Greenberger recognized the challenge of working through these bumps in the zoning road, but reasserted his commitment to keeping the code revision on schedule.
“There’s no way we’re letting this code go down on a handful, or a couple of issues. If in the end we have to come up with a slightly complex issue that would accommodate things that would otherwise be killer issues, we’re gonna figure out how to do it. We’ll recommend to you that we suck it up and live with the complexity,” Greenberger said.
But this Friday’s deadline was of concern to both Craig Schelter of Development Workshop and to Sam Little of the Logon Square Neighborhood Association.
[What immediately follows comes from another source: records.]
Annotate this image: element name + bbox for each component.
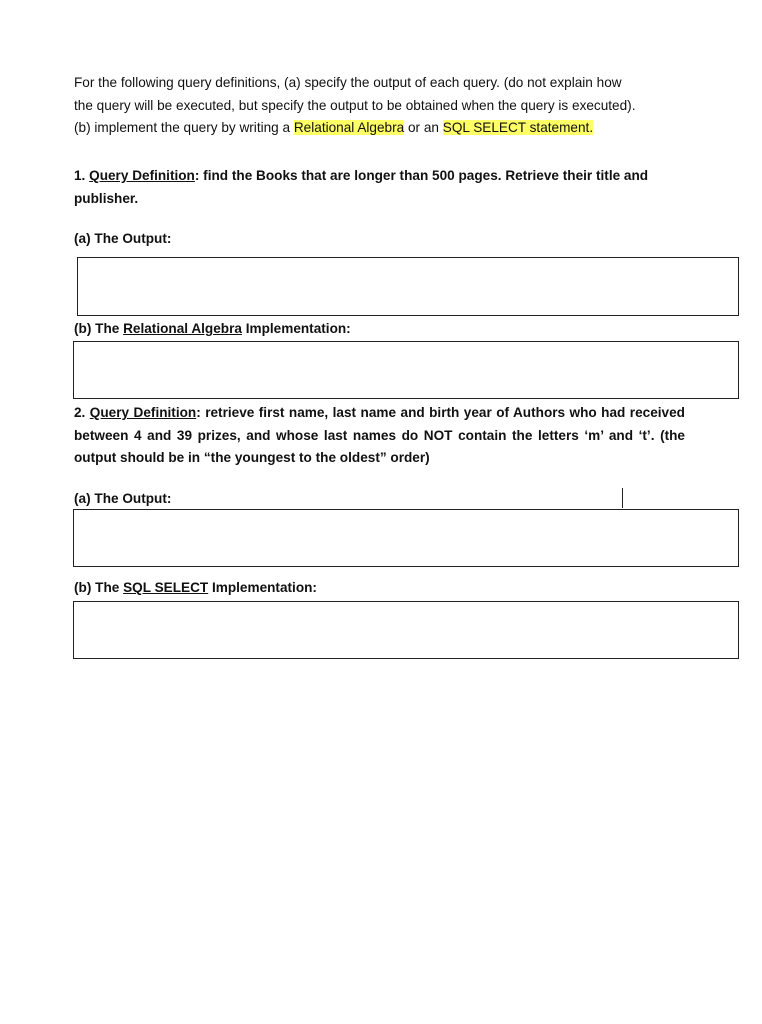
q1-implementation-answer-box[interactable] [73, 341, 739, 399]
intro-line-2: the query will be executed, but specify the output to be obtained when the query is executed). [74, 97, 636, 113]
intro-line-1: For the following query definitions, (a) specify the output of each query. (do not explain how [74, 75, 622, 90]
q2-definition-text: : retrieve first name, last name and birth year of Authors who had received between 4 and 39 prizes, and whose last names do NOT contain the letters ‘m’ and ‘t’. (the output should be in “the youngest to the oldest” order) [74, 405, 685, 465]
q1-number: 1. [74, 168, 90, 183]
q1-implementation-label [74, 318, 694, 341]
q1-definition-text: : find the Books that are longer than 500 pages. Retrieve their title and publisher. [74, 168, 649, 206]
q1-impl-prefix: (b) The [74, 321, 124, 336]
highlight-relational-algebra: Relational Algebra [293, 120, 405, 135]
intro-line-3-prefix: (b) implement the query by writing a [74, 120, 294, 135]
q2-definition [74, 402, 685, 470]
intro-paragraph [74, 72, 694, 140]
q2-implementation-answer-box[interactable] [73, 601, 739, 659]
q1-output-answer-box[interactable] [77, 257, 739, 316]
intro-line-3-mid: or an [404, 120, 443, 135]
text-cursor [622, 488, 623, 508]
q2-impl-prefix: (b) The [74, 580, 124, 595]
q1-impl-suffix: Implementation: [241, 321, 351, 336]
q2-number: 2. [74, 405, 90, 420]
q1-impl-term: Relational Algebra [123, 321, 242, 336]
q2-definition-label: Query Definition [89, 405, 197, 420]
q1-definition-label: Query Definition [89, 168, 195, 183]
q1-output-label: (a) The Output: [74, 231, 172, 246]
q2-impl-suffix: Implementation: [208, 580, 317, 595]
highlight-sql-select: SQL SELECT statement. [442, 120, 594, 135]
q2-implementation-label [74, 577, 694, 600]
q1-definition [74, 165, 694, 210]
q2-impl-term: SQL SELECT [123, 580, 209, 595]
q2-output-label: (a) The Output: [74, 491, 172, 506]
q2-output-answer-box[interactable] [73, 509, 739, 567]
Schelter argued that given the ongoing changes, especially to sky plane regulations, not enough time exists for developers and architects outside the ZCC process to understand the impact of the regulations and give sufficient comments.
The shifting regulations, according to Schelter, are the reasons that Development Workshop has not submitted more extensive comments. Little said this is one of the few times he though his and Schelter’s interests aligned, insofar as sky plane regulations are likely to have direct effects on the Logan Square neighborhood and residents, like developers, want to understand those effects.
Greenberger indicated that, where ongoing work is occurring, he might be open to further feedback. But he emphasized that Friday’s deadline is, generally speaking, a hard deadline for written feedback, and that as the process moves forward to City Council, the public will again have the opportunity to state their concerns during Council hearings.
As for the edits and changes thus far, an updated draft of the zoning code, marked up to show substantive revisions to date and footnoted to show sections that have been reorganized, will be available on December 1 according to Elliott.
*An earlier version of this story incorrectly suggested that Toy referred to the Asian, rather than the aging, community. PlanPhilly regrets the error.